Çocuklar korkmadan merak ettiklerini sormalı, inandıklarında emin olmalı, kendileri hakkında insanların ne düşündüğüne odaklanmak yerine kendini tanımalı, yaptığının tadını başarılarıyla birlikte çıkartmalı. Yapamadığında destek istemeli, çekinmeden ağlamalı, bol bol gülmeli ve bundan rahatsız olmamalı. Doğayı saatlerce izlemeli, resim yapmalı, en olmadık aktivitelere heves etmeli, sevmeli, sevildiğini bilmeli. Kendine ve canlılara değer vermeli, güvenmeli.

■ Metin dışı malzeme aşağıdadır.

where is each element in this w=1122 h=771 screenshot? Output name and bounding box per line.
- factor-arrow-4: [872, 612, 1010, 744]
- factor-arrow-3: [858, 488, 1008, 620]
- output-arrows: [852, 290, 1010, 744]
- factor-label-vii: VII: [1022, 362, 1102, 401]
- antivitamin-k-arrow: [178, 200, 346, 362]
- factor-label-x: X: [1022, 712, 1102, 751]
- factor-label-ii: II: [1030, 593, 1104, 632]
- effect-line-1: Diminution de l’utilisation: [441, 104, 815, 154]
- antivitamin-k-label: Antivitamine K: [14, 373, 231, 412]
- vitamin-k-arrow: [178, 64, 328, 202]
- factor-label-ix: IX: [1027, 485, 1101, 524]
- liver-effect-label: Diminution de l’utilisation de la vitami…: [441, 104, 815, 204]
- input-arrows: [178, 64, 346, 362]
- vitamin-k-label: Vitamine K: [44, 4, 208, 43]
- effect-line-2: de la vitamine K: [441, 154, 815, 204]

Bunları önemsiyorum çünkü; çok eskiden kızımın resim yaparken bulut mavi, çimen yeşil olur tarzı standart renkleri kullanmaya çalışması ve tüm dikkatini çizgileri taşırmama vermesini görünce acayip üzülmüştüm. Niye böyle oldu diye soruşturduğumda ‘küçük kas ve kordinasyonun gelişimi için yapıldığını’ öğrenmiştim. Öğretirken başka özellikleri aşağı çekip frenlemeden yapılmalı.
Her ortamda, her fırsatta eşe dosta tanıdık tanımadık ne düşündüklerini sormuştuk. Beni bir annenin verdiği örnek etkilemişti; ‘ilk çocuğumu özel okula yolladık. İkicisine bütçemiz yetmedi devlet okuluna yazdırdık. Küçük olan kızım abisinden çok daha başarılı, disiplinli. İngilizce eksiği vardı onu da kursa gönderdik’ demişti. Evet her çocuk farklıdır ve nasıl olursa olsun başarı tanımı karakteriyle şekillenir. İster devlet, ister özel okul. Hevesi olan her koşulda destek gördüğü sürece parlar.
Kendi gücünü ve değerini bilen, farkında, özgür ve mutlu çocuklar… kulağa nasıl geliyor bilmiyorum ama bunlara sahip yetişkin her şartta başarılı ve mutlu olur.
Son söz. Eğitimde fırsat eşitliği tüm çocukların hakkı.